O revisionista-mor

quarta-feira, 13 de janeiro de 2010

Por alguma razão somos, desde há dois séculos, pelo menos, uma história de sucessivos fiascos — o «país eternamente adiado», de que falava Ramalho Eanes. Mas o FC Porto não se adiou, não ficou à espera que o êxito lhe caísse do céu: foi duas vezes campeão do mundo de clubes (onde só se chega, convém recordá-lo, depois de ser campeão da Europa). Tirando o Nobel de José Saramago, há mais algum português, alguma empresa ou instituição portuguesa, que tenha alguma vez sido reconhecido como o melhor do mundo, em determinado ano?

Isto é um excerto da crónica habitual de Miguel Sousa Tavares no jornal A Bola. Apesar de todo este parágrafo padecer de uma gritante imbecilidade, a última frase, em jeito de questão mas que no fundo não passa de uma afirmação do seu autor, atinge laivos de loucura. Decerto imbuído da demência do recente discurso do seu Führer, Sousa embarca, também ele, numa prática bem conhecida dos adeptos do clube corrupto: o revisionismo histórico. Porém, desta vez, Sousa não se fica pelo âmbito desportivo. Não, Sousa vai mais longe. Sousa quer passar a ideia de que, de entre o imenso universo português, apenas Saramago e foculporto foram alguma vez reconhecidos como melhores do Mundo. Loucura ou falta de conhecimento? Ambas, na minha opinião.

Se Sousa tivesse procurado informar-se convenientemente sobre este assunto como costuma fazer para os seus romances de bolso, consultando (e algo mais) livros alheios, ter-se-ia poupado ao vexame do que escreveu. Infelizmente, a sua ânsia de engrandecer um clube que tem o que tem devido à batota falou mais alto e esqueceu-se que em 1949 um senhor chamado Egas Moniz ganhou um Nobel da Medicina. Esqueceu-se que em 1995, a TMN, então com apenas quatro anos de vida, lançou o primeiro cartão pré-pago do Mundo, o Mimo, o que lhe valeu vários prémios mundiais. Esqueceu-se que em 2008, um vinho português, o Syrah, colheita de 2005, venceu o prémio de melhor vinho tinto do Mundo. Esqueceu-se que em 2009, um investigador português, José Fonseca, foi distinguido com o William Carter Award. Esqueceu-se que o Turismo de Portugal venceu o prémio Ulysses 2009, atribuído pela Organização Mundial do Turismo. Paremos por aqui para não maçar mais.
E isto para não falar de desporto. Porque se formos por aí, a coisa piora ainda mais para o Sousa. Nomes como Figo, Cristiano Ronaldo, Nelson Évora, Carlos Lopes, Rosa Mota, Fernanda Ribeiro, Fernando Mamede ou Vanessa Fernandes, todos eles distinguidos de alguma forma com prémios mundiais, certamente que não lhe dizem nada.

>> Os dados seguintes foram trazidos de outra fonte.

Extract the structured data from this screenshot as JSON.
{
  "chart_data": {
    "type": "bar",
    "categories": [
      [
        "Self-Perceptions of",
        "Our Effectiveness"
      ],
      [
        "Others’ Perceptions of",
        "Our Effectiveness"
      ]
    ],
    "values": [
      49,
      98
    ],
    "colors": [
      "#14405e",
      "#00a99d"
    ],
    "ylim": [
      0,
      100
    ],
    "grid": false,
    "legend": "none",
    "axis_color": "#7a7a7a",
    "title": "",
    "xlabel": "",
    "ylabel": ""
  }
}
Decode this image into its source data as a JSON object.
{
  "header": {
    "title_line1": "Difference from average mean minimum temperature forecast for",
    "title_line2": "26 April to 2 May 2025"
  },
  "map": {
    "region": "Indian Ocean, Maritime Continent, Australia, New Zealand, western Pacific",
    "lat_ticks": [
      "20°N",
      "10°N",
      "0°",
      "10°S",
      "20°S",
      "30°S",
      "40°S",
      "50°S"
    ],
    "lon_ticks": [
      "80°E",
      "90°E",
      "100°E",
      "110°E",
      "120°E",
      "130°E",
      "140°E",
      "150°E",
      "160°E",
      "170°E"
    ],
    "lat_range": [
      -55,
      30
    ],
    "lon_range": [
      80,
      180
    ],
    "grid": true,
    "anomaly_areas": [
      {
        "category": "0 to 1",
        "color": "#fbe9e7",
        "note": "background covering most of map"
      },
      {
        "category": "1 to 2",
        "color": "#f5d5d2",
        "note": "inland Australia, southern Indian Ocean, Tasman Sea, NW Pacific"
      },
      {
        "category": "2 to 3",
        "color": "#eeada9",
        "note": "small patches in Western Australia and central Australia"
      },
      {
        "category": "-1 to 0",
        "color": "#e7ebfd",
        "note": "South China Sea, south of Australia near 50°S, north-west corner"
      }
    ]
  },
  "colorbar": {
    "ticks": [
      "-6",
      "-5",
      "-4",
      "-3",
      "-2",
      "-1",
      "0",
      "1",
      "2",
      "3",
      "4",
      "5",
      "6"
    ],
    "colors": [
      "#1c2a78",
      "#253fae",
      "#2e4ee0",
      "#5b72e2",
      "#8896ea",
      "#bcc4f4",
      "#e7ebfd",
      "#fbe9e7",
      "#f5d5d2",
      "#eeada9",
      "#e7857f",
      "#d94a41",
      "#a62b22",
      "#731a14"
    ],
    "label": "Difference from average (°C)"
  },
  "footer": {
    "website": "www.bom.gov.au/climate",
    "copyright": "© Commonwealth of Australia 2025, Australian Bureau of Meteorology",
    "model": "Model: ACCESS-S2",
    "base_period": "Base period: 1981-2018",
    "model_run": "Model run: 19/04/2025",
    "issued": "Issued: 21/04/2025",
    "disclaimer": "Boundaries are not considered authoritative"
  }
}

Eu sei que uma crónica é um género de escrita que se enquadra entre o Jornalismo e a Literatura e que, desse modo, mostra sempre os factos do ponto de vista do cronista. O problema é quando o cronista pretende deturpar a realidade. Aí, deixa de ser crónica e passa a ser... Como é que se diz? Isso! Uma aldrabice.
Por esta ordem de ideias, não estamos livres de, no futuro, vermos Sousa proclamar o foculporto como o único clube que já foi campeão de Portugal. Mas isso será perfeitamente natural, os revisionistas costumam ter uma perspectiva muito própria da História...

2 comentários:

JNF disse...

Diz-se por aí que o Benfica foi bi-campeão europeu... será que mst sabe disso?

Éter disse...

Não me parece, JNF. Pare ele, o único clube bi-campeão da Europa foi o foculporto. Todos os outros são produto de uma estranha histeria colectiva chamada realidade.